Today with the understanding of powerless, our number one priority is our relationship with our creator and how we can best serve. We’ve had good reasons to quit for good, and we continued drinking or using drugs anyway. This understanding of the word obsession explains why we keep going back to pick up the first drink or drug. It makes so much sense when we look back at our behaviors—the threat of relationships ending, poor health, work-life, bad decisions, legal trouble, etc. We’re powerless when our mind is obsessing, so it’s nearly impossible to make the right decision. It is not difficult to overestimate the amount of control we have over our lives, particularly when addiction is involved.

  • This was many years before I ever came to realize that I myself needed to be a member of the same fellowship.
  • Yet therapy, especially cognitive behavioral therapy, can be helpful for exploring the origins of perceived helplessness and addressing related behaviors.
  • Ask questions and get as much information as you can about your options.
  • It may seem like admitting powerlessness is giving up, but the exact opposite is true.

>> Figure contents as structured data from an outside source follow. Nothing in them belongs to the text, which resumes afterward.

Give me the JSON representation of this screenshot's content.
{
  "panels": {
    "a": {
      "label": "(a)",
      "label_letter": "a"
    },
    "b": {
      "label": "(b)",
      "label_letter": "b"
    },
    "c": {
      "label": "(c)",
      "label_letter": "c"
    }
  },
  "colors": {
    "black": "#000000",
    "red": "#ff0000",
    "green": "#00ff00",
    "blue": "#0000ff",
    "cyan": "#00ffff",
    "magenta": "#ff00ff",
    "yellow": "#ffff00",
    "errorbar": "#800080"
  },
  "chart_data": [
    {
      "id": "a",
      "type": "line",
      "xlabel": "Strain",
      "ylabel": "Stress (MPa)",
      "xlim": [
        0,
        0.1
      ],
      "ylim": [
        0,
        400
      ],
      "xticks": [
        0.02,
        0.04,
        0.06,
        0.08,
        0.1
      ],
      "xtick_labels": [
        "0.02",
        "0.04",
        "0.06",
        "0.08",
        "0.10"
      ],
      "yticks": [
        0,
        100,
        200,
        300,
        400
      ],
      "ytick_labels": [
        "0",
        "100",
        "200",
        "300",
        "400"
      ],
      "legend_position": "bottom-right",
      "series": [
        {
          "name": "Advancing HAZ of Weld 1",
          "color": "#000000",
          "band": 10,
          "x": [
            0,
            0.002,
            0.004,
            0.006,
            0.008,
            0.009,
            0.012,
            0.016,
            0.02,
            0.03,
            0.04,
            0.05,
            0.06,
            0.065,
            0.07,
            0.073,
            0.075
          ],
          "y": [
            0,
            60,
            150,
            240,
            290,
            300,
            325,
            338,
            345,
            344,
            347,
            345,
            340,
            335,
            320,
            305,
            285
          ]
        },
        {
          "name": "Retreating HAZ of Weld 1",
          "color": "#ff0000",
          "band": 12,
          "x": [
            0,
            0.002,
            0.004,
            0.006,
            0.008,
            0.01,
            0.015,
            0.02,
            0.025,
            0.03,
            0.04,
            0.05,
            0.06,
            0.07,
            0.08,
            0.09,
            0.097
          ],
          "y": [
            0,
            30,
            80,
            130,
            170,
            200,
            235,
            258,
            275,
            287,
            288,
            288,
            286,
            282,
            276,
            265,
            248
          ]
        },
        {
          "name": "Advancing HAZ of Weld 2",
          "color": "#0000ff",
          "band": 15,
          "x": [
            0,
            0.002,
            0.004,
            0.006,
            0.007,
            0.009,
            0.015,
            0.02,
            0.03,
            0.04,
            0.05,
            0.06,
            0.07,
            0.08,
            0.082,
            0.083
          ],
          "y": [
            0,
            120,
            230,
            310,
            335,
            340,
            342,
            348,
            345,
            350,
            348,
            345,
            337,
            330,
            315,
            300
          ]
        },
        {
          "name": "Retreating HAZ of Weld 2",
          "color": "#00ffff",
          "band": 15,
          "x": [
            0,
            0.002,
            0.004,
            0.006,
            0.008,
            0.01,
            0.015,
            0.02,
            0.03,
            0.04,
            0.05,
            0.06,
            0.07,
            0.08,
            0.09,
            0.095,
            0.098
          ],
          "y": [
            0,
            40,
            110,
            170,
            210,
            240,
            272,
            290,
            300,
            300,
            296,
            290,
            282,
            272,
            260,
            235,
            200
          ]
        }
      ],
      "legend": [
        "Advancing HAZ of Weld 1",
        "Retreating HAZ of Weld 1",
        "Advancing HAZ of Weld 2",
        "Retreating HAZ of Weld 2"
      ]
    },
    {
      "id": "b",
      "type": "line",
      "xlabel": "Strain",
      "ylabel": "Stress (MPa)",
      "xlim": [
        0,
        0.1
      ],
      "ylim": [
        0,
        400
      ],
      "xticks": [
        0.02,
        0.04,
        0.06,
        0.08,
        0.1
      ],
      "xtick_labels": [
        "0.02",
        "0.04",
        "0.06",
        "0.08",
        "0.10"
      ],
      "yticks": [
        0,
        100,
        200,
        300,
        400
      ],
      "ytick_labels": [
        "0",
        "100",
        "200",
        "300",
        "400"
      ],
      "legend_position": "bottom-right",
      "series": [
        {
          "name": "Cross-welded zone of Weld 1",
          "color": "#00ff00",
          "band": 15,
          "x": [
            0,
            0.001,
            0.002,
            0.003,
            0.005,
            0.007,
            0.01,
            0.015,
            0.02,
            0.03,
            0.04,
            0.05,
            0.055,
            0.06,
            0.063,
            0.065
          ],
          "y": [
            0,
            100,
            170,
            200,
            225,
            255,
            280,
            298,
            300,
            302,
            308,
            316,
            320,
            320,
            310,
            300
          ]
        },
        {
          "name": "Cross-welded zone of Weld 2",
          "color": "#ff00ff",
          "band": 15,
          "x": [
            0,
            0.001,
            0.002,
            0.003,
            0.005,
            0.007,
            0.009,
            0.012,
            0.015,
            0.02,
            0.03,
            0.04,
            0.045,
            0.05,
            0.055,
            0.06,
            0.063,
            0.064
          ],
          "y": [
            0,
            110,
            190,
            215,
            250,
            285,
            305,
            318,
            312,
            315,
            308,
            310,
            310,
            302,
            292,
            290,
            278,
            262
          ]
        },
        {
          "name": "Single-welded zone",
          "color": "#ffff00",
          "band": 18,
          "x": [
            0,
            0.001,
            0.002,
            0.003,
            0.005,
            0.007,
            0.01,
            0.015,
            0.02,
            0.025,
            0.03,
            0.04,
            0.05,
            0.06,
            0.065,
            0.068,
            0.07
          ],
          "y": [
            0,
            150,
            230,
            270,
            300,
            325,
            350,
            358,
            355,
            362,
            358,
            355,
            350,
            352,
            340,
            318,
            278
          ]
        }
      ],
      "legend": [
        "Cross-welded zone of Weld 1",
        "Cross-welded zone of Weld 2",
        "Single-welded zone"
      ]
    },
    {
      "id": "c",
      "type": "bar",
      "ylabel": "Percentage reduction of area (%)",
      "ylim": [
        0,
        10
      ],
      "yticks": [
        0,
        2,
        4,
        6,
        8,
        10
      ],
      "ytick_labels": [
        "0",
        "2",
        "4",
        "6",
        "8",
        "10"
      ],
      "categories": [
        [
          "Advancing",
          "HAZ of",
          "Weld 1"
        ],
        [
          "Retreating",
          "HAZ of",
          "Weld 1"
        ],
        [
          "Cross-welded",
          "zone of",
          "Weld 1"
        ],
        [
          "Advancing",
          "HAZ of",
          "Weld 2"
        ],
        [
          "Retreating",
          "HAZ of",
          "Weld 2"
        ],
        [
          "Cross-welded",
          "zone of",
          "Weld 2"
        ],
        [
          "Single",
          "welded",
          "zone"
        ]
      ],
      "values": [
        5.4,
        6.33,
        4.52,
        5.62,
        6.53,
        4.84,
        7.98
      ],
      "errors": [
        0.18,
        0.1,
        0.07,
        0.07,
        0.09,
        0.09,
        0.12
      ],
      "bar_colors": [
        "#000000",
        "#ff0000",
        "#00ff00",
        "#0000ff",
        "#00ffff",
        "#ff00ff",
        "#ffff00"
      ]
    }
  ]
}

The self-awareness that comes with realizing how bad things are and how damaging the substance abuse has been is how you can start to desire a better future for yourself. This step of accepting powerlessness from the 12-Step process of recovery essentially highlights the power of drugs and alcohol over our lives. Few people intend to destroy their lives and relationships by drinking or doing drugs, but that is what can happen with addiction. These substances literally rewire brain function, making the need to satisfy a craving take prominence over everything else in life–regardless of the consequences.

You might have this thought if you come from a family background that was rigid, with strict rules and no tolerance for mistakes. It is linked to a shame-based identity or view of self as fundamentally flawed or bad at the core. Physical punishment, deprivation, social withdrawal, or any other way of punishing yourself increases feelings of despair and hopelessness. And since addictive behaviors are the primary way you cope with distress and pain, you’ll return to those in a heartbeat.

  • As addiction begins to overtake your life, you lie to yourself about what is happening.
  • I’ve had to “grow-up out-loud” in the rooms of recovery.
  • The compulsive nature–where the unmanageability comes into play–is the continued use of substances despite the consequences.
  • What’s wonderful about this first step is the word “We.”  Bill Wilson and Dr. Smith chose these words carefully when developing the steps of recovery.